To guard against a coup, he’d chosen an obsequious buffoon. But the man was sly. Strange how you attracted what you feared.
It was starting again in the courtyard. They began it at midnight so that screams kept the prisoners awake. Each man was spreadeagled on the slanting rack — belly on a bolster, feet in stocks, hands tied above his head. Then they’d flog him with a lathi, running at him and striking sideways with full force. He could hear the long cane whistle as it slashed the victim’s bare arse, hear the scream, hear the army officer count off the stroke.
He slapped mosquitoes, remembering the meeting with Kissinger last year. The agreement with France on the nuclear reprocessing plant was meant to offset soaring oil prices. But the ‘free world’, the rumbling voice had explained, wouldn’t tolerate an Islamic bomb. Henry had actually threatened him, said he could become ‘a horrible example’.
The screams outside had stopped. The prisoner would have fainted. They’d wait for the doctor to check his pulse and revive him with smelling salts.
Kissinger, of course, had also attracted what he feared. America feared fundamentalists and now had one. Zia would play the Islamic card — bruise his head on his prayer mat and enforce the old barbaric laws.
They began flogging the clod again but he was pointlessly, desperately brave — still screamed ‘Jiye Bhutto’ with each stroke.
The man sweated in the cloud of insects, listening to the wretch repeat his name.
Long live Bhutto. Ironic. He was born to lead the rabble of course, but his life had hardly been guiltless.
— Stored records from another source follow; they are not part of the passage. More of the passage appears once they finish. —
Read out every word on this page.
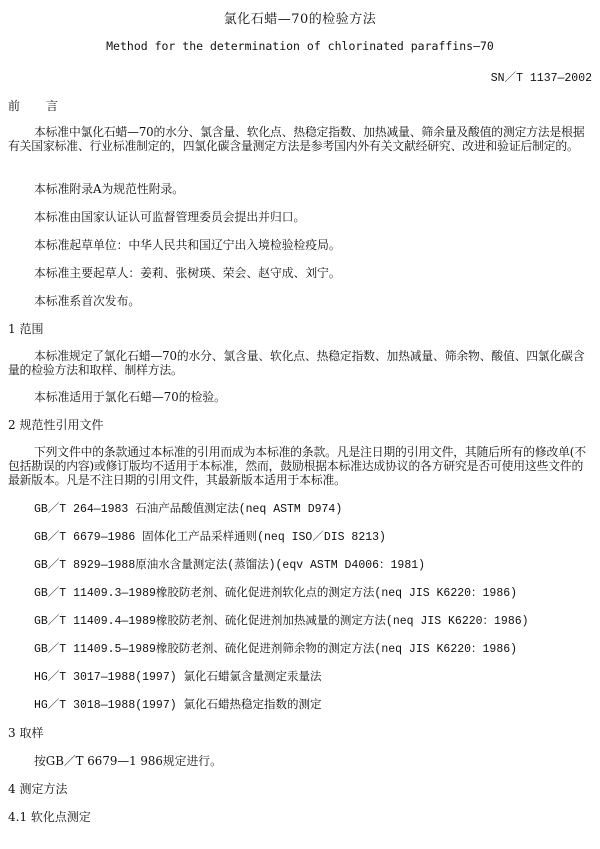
氯化石蜡—70的检验方法
Method for the determination of chlorinated paraffins—70
SN／T 1137—2002
前言
本标准中氯化石蜡—70的水分、氯含量、软化点、热稳定指数、加热减量、筛余量及酸值的测定方法是根据有关国家标准、行业标准制定的，四氯化碳含量测定方法是参考国内外有关文献经研究、改进和验证后制定的。
本标准附录A为规范性附录。
本标准由国家认证认可监督管理委员会提出并归口。
本标准起草单位：中华人民共和国辽宁出入境检验检疫局。
本标准主要起草人：姜莉、张树瑛、荣会、赵守成、刘宁。
本标准系首次发布。
1 范围
本标准规定了氯化石蜡—70的水分、氯含量、软化点、热稳定指数、加热减量、筛余物、酸值、四氯化碳含量的检验方法和取样、制样方法。
本标准适用于氯化石蜡—70的检验。
2 规范性引用文件
下列文件中的条款通过本标准的引用而成为本标准的条款。凡是注日期的引用文件，其随后所有的修改单(不包括勘误的内容)或修订版均不适用于本标准，然而，鼓励根据本标准达成协议的各方研究是否可使用这些文件的最新版本。凡是不注日期的引用文件，其最新版本适用于本标准。
GB／T 264—1983 石油产品酸值测定法(neq ASTM D974)
GB／T 6679—1986 固体化工产品采样通则(neq ISO／DIS 8213)
GB／T 8929—1988原油水含量测定法(蒸馏法)(eqv ASTM D4006：1981)
GB／T 11409.3—1989橡胶防老剂、硫化促进剂软化点的测定方法(neq JIS K6220：1986)
GB／T 11409.4—1989橡胶防老剂、硫化促进剂加热减量的测定方法(neq JIS K6220：1986)
GB／T 11409.5—1989橡胶防老剂、硫化促进剂筛余物的测定方法(neq JIS K6220：1986)
HG／T 3017—1988(1997) 氯化石蜡氯含量测定汞量法
HG／T 3018—1988(1997) 氯化石蜡热稳定指数的测定
3 取样
按GB／T 6679—1 986规定进行。
4 测定方法
4.1 软化点测定
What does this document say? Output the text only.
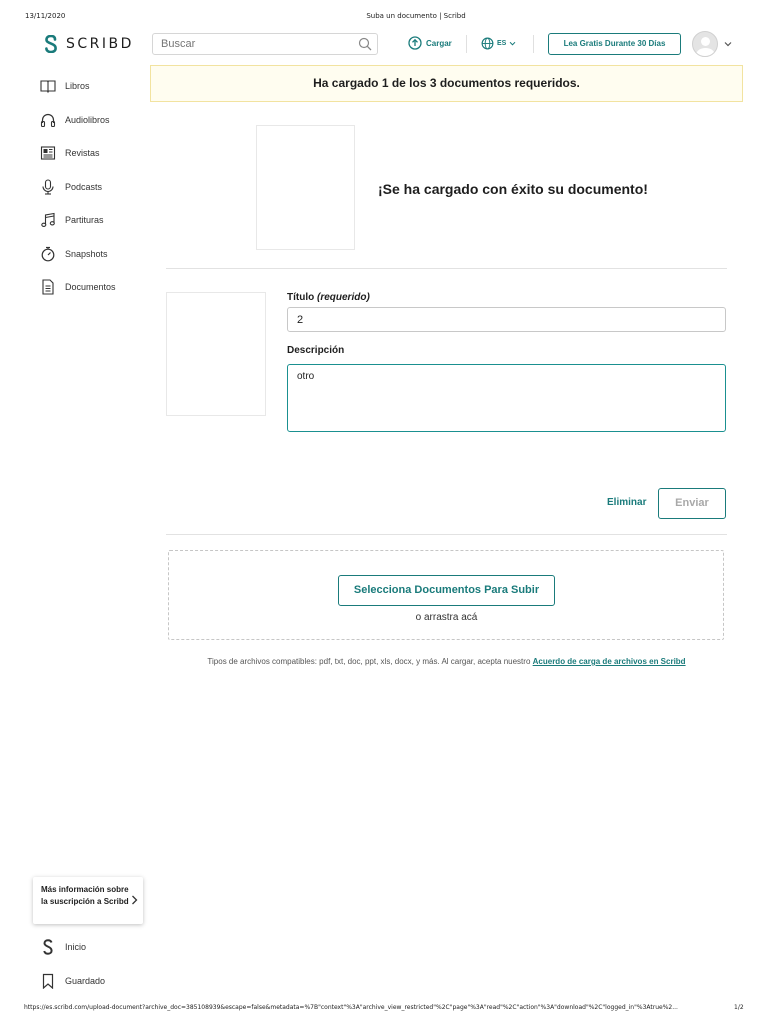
13/11/2020	Suba un documento | Scribd
SCRIBD
Buscar	Cargar	ES	Lea Gratis Durante 30 Días
Libros
Audiolibros
Revistas
Podcasts
Partituras
Snapshots
Documentos
Más información sobre la suscripción a Scribd
Inicio
Guardado
Ha cargado 1 de los 3 documentos requeridos.
¡Se ha cargado con éxito su documento!
Título (requerido)
2
Descripción
otro
Eliminar	Enviar
Selecciona Documentos Para Subir
o arrastra acá
Tipos de archivos compatibles: pdf, txt, doc, ppt, xls, docx, y más. Al cargar, acepta nuestro Acuerdo de carga de archivos en Scribd
https://es.scribd.com/upload-document?archive_doc=385108939&escape=false&metadata=%7B"context"%3A"archive_view_restricted"%2C"page"%3A"read"%2C"action"%3A"download"%2C"logged_in"%3Atrue%2...	1/2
Now only roaches and pain remained.
Zia would hang him within the month.
PALACE OF THE PATRIARCH
VENICE, ITALY, AUGUST 1978
The Patriarch of Venice had a kindly, bespectacled face, a brisk, waddling walk and though of average height, seemed shorter. He hurried down the calle toward the Piazza San Marco, enjoying the exercise and the freedom of being alone. He’d forsaken his cardinal’s red for the cassock of a bagarozzi because he hated ostentation, deplored the pomp and wealth of the Church. A shopkeeper called out to him, ‘Buon giorno, Eminenza,’ and received a ready smile and wave.